Perhaps the second most improved team in the Division, Steve Yzerman sure knows how to turn a franchise around. Out are older, ineffective veterans like Danny DeKeyser, Marc Staal, Sam Gagner. The Wings then signed David Perron, Dominik Kubalik, Olli Maatta, Andrew Copp, Ben Chiarot and goaltenter Ville Husso.
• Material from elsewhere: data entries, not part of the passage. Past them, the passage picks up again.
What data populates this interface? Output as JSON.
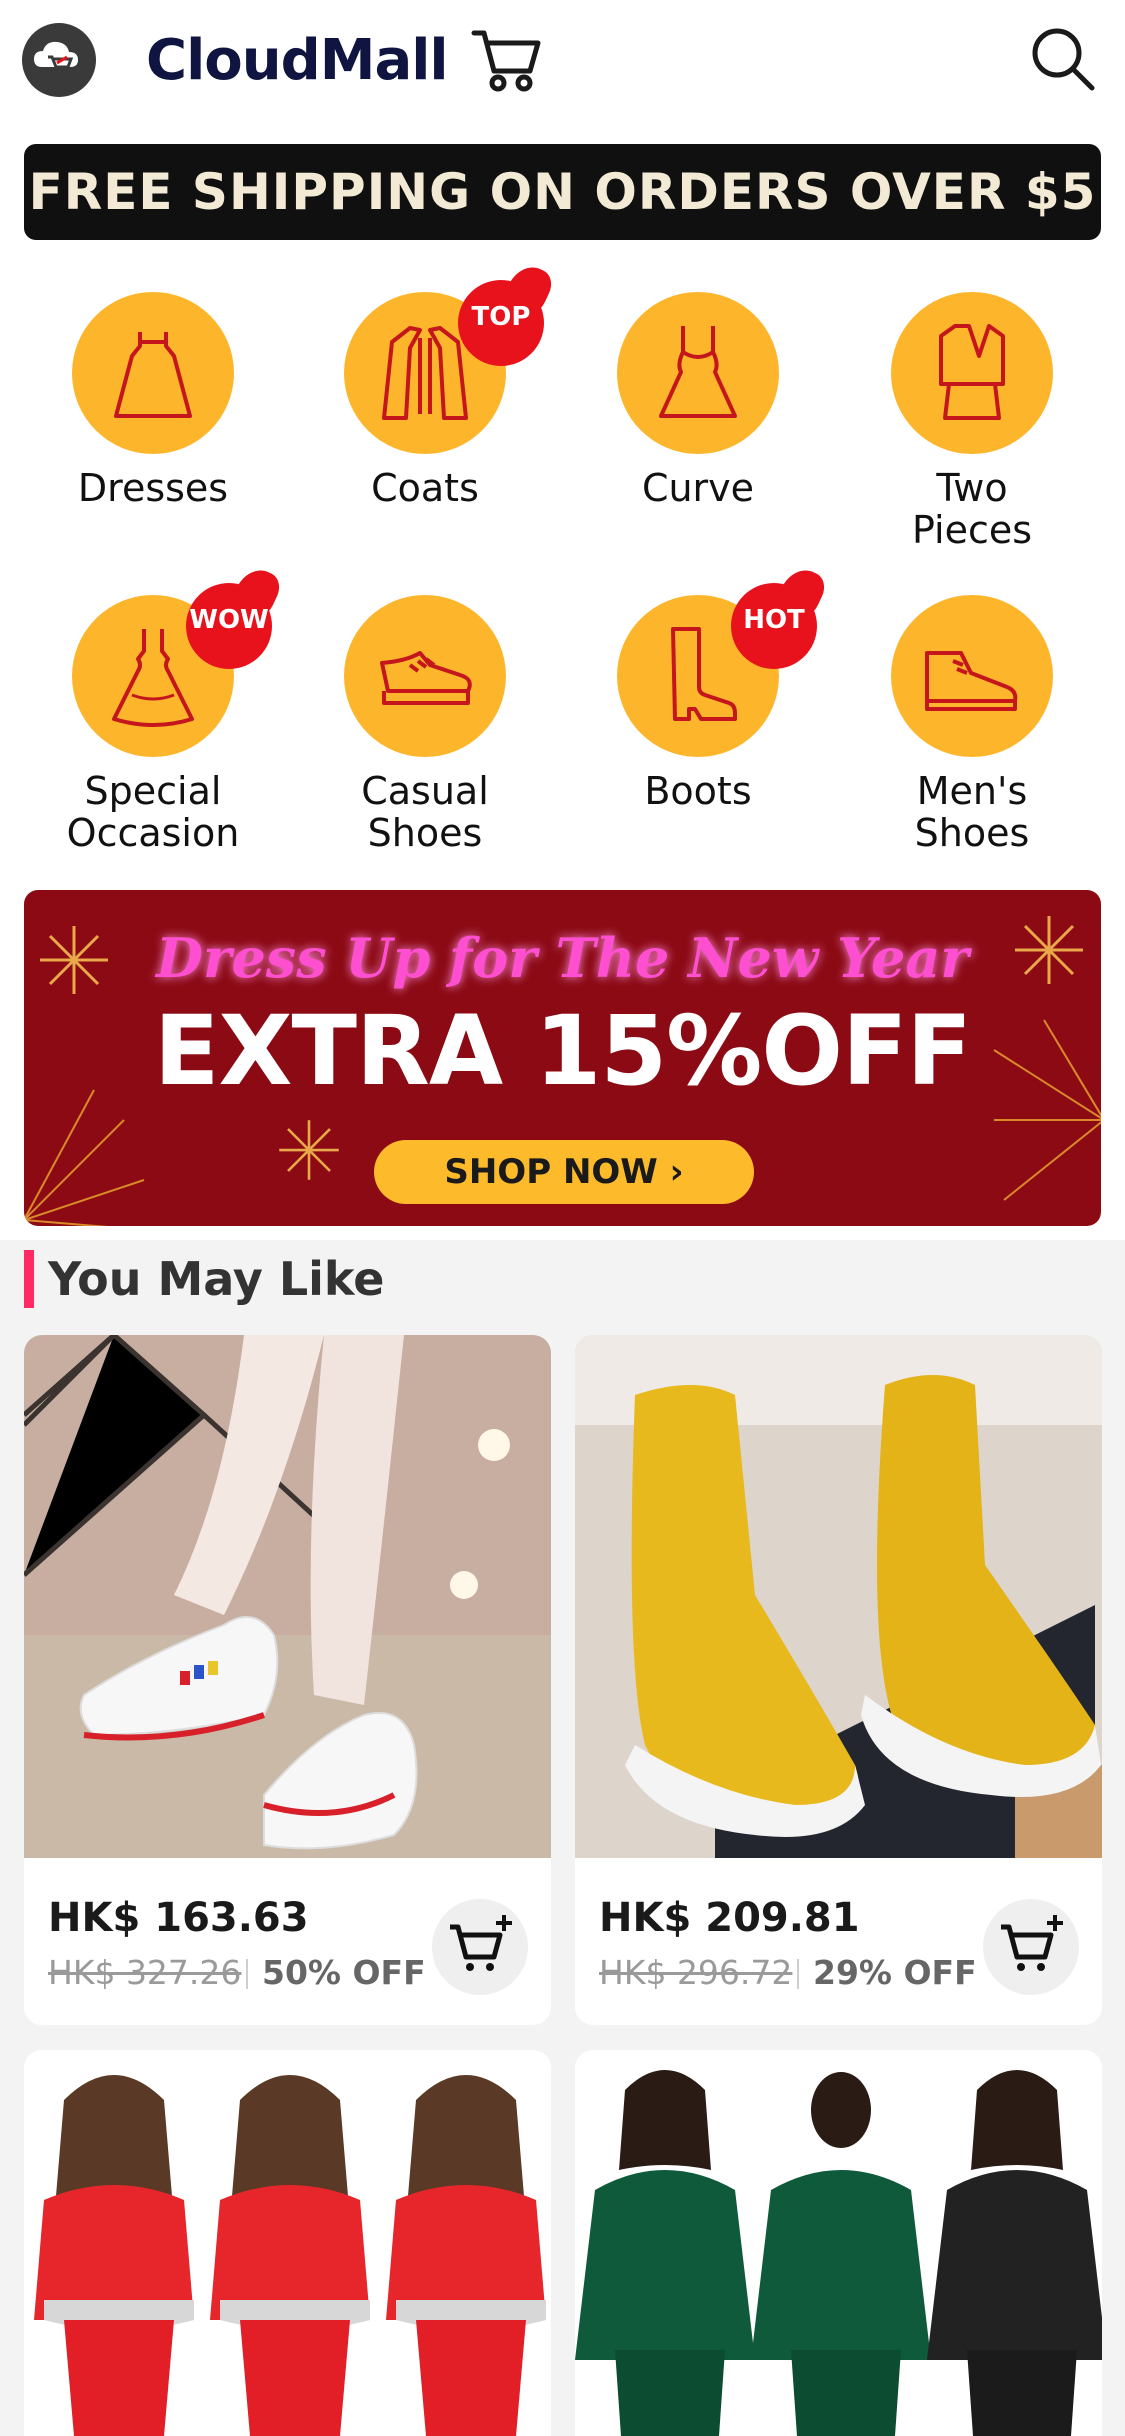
{
  "app": {
    "brand": "CloudMall"
  },
  "header": {
    "cart_icon": "cart-icon",
    "search_icon": "search-icon",
    "logo_icon": "cloud-cart-logo-icon"
  },
  "shipping_bar": {
    "text": "FREE SHIPPING ON ORDERS OVER $5"
  },
  "categories": [
    {
      "label": "Dresses",
      "icon": "dress-icon"
    },
    {
      "label": "Coats",
      "icon": "coat-icon",
      "badge": "TOP"
    },
    {
      "label": "Curve",
      "icon": "curve-dress-icon"
    },
    {
      "label": "Two\nPieces",
      "icon": "two-pieces-icon"
    },
    {
      "label": "Special\nOccasion",
      "icon": "gown-icon",
      "badge": "WOW"
    },
    {
      "label": "Casual\nShoes",
      "icon": "sneaker-icon"
    },
    {
      "label": "Boots",
      "icon": "boot-icon",
      "badge": "HOT"
    },
    {
      "label": "Men's\nShoes",
      "icon": "mens-shoe-icon"
    }
  ],
  "promo": {
    "script_text": "Dress Up for The New Year",
    "headline": "EXTRA 15%OFF",
    "button": "SHOP NOW ›"
  },
  "section": {
    "title": "You May Like"
  },
  "products": [
    {
      "price": "HK$ 163.63",
      "old_price": "HK$ 327.26",
      "discount": "50% OFF"
    },
    {
      "price": "HK$ 209.81",
      "old_price": "HK$ 296.72",
      "discount": "29% OFF"
    },
    {
      "image": "red-gradient-tshirt-set"
    },
    {
      "image": "green-black-suit-set"
    }
  ],
  "colors": {
    "accent_yellow": "#fdb62c",
    "badge_red": "#e8121c",
    "promo_red": "#8c0a14",
    "section_pink": "#ff2a63"
  }
}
⬆️ That these additions to the young, maturing core already there and you have a team competing with the Bruins for a playoffs’ spot. They will be entertaining to watch too!

7- Ottawa Senators

Signed Claude Giroux. Traded G Filip Gustavsson for Cam Talbot, traded picks to get Alex DeBrincat

⬆️ The single most improved team not only in the Atlantic Division, the Senators are perhaps the team that took the biggest leap forward so far this off-season. They’ve added two high quality top-6 forwards and have improved their goaltending. They might have reached the level of the Maple Leafs and Lighting in points.

8- Montreal Canadiens

The Habs traded away Alexander Romanov and Shea Weber’s contract, and received Kirby Dach and Evgeni Dadonov. Perhaps the biggest news is the signing of Juraj Slafkovsky and Filip Mesar. Rem Pitlick is a UFA and has yet to sign anywhere at the time of writing this, and they still have Jeff Petry and are tight against the salary cap. Lots of uncertainty about the health of both Carey Price and Paul Byron. Kent Hughes is very methodical in his approach. He stole the first day at the Draft by going against the fan base by picking Slafkovsky and that, at the Bell Centre, then completed two big trades to get Dach.

🔁 The last few days are a lost of opportunity to shed some cap for the Canadiens. There is still time and as long as John Klingberg isn’t signed, it might be difficult to move Petry. Is Hughes still trying to acquire Pierre-Luc Dubois? Without that, the Canadiens have NOT improved… from a last place team. When everyone around you improves, you regressed.